Homily – October 18, 2020

XXIX Sunday in Ordinary Time
Year A

“Give to Caesar what belongs to Caesar and to God what belongs to God.” We have to understand something in this scenario – and who is involved. The Pharisees are the religious leaders of the time. They despised Roman occupation and thought it a threat to their way of life. The Herodians were more devious, thinking it better to align themselves with the Romans for security of their own position. They hated one another. Yet, they unite here to target Jesus in a political debate. If He says – yes it is lawful to pay the census tax then He comes across as a Roman sympathizer. If He says no, He could be cited for rebellion. His response is remarkable: “give to Caesar what belongs to Caesar and to God what belongs to God.” It is the Emperor’s image on that coin, it is his inscription, which also had overtly religious claims – a grave offense against the Jewish faith. Nevertheless, Jesus seems to suggest that being a faithful citizen, meeting legitimate demands of life in the public square, participating in government is not opposed to religious beliefs and one’s duties and obligations as such. But this is not all that His response reveals. Jesus implicitly subordinates Caesar’s claims to that of the true God, the only God … Which brings us to the question – what then, belongs to God? If the coin bears the image of Caesar with his inscription, it belongs to him … what bears God’s image? Human beings do …

Thus, we come to meaning behind Jesus’ words … Our allegiance is not owed to any one political figure … our highest priority is human life because every man, woman and child bears the image of God – regardless of race, nationality or citizenship, whether born or unborn – we bear a responsibility to one another as human beings created in God’s image and likeness. How, therefore, we engage in political debate, how we conduct ourselves in the public square must reflect this as our highest priority.

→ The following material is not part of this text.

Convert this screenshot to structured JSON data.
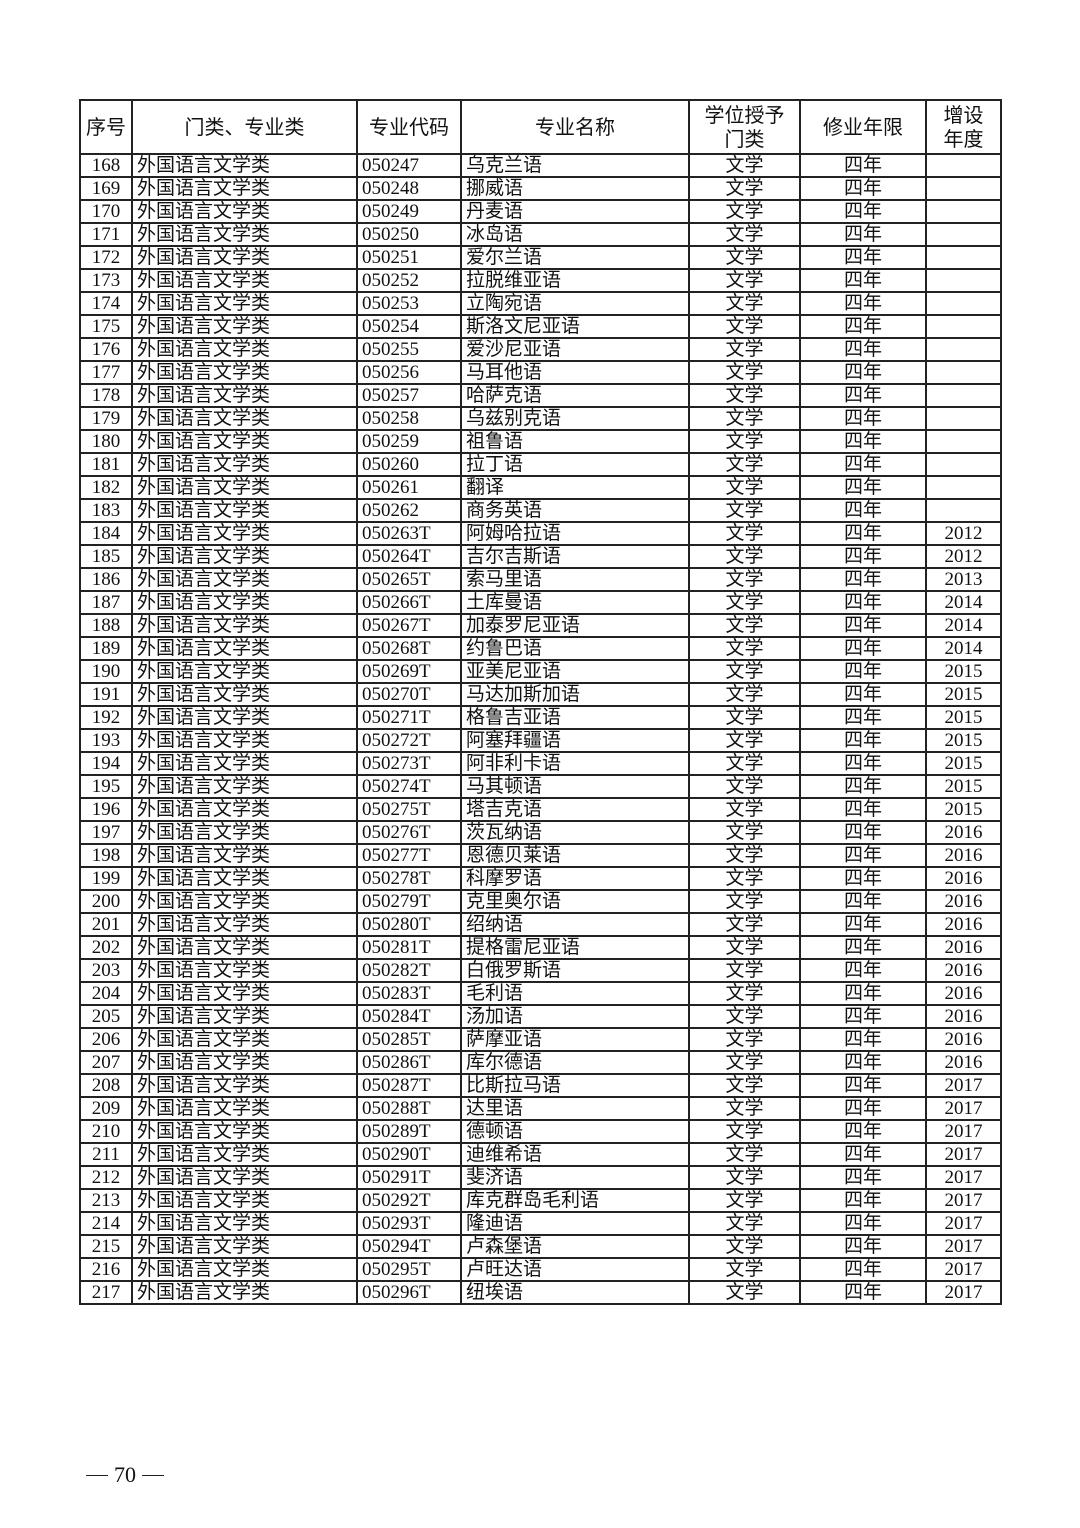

If I hold up a one dollar bill – whose image is on that bill? George Washington … And on a $5 – Lincoln … and a $20 – Jackson … $50 – Grant … All of whom represent the governance of a nation. Using these various forms of paper we are able to buy, sell, trade, bargain … using these helps bolster our economy, puts food on our tables, clothes on backs, roofs over our heads … the heat on in church! Nevertheless, the images on these bills, our participation in the economy and in civil discourse does not in any way hinder our ability to practice our faith, to be wholly devoted to God. We ought to be able to engage in political discourse over climate change, tax reform, healthcare and so on without ever having to worry about hatred, division, and attacks on our religious beliefs and of our ability to worship freely. At the same time, however, our religious convictions ought to help shape and form our conscience so that when we have these discussions, when we make decisions, we do so with an eye to that which is eternal, in such a way that puts God first among the priorities of our lives. Our political allegiances, therefore, are secondary to our faith since politics and political figures cannot save our souls.

The images on these bills paints a picture of the history of a nation and there is certainly something to be said for our loyalty to the founding principles that continue to be driving force behind the governance of our country … yet, we must remember that while our earthly dealings are important, we will be judged on how we cared for one another, on how we protected and defended the sanctity of human life … on how we love God and neighbor – as the psalmist so rightly notes: “say among the nations, the Lord is king!”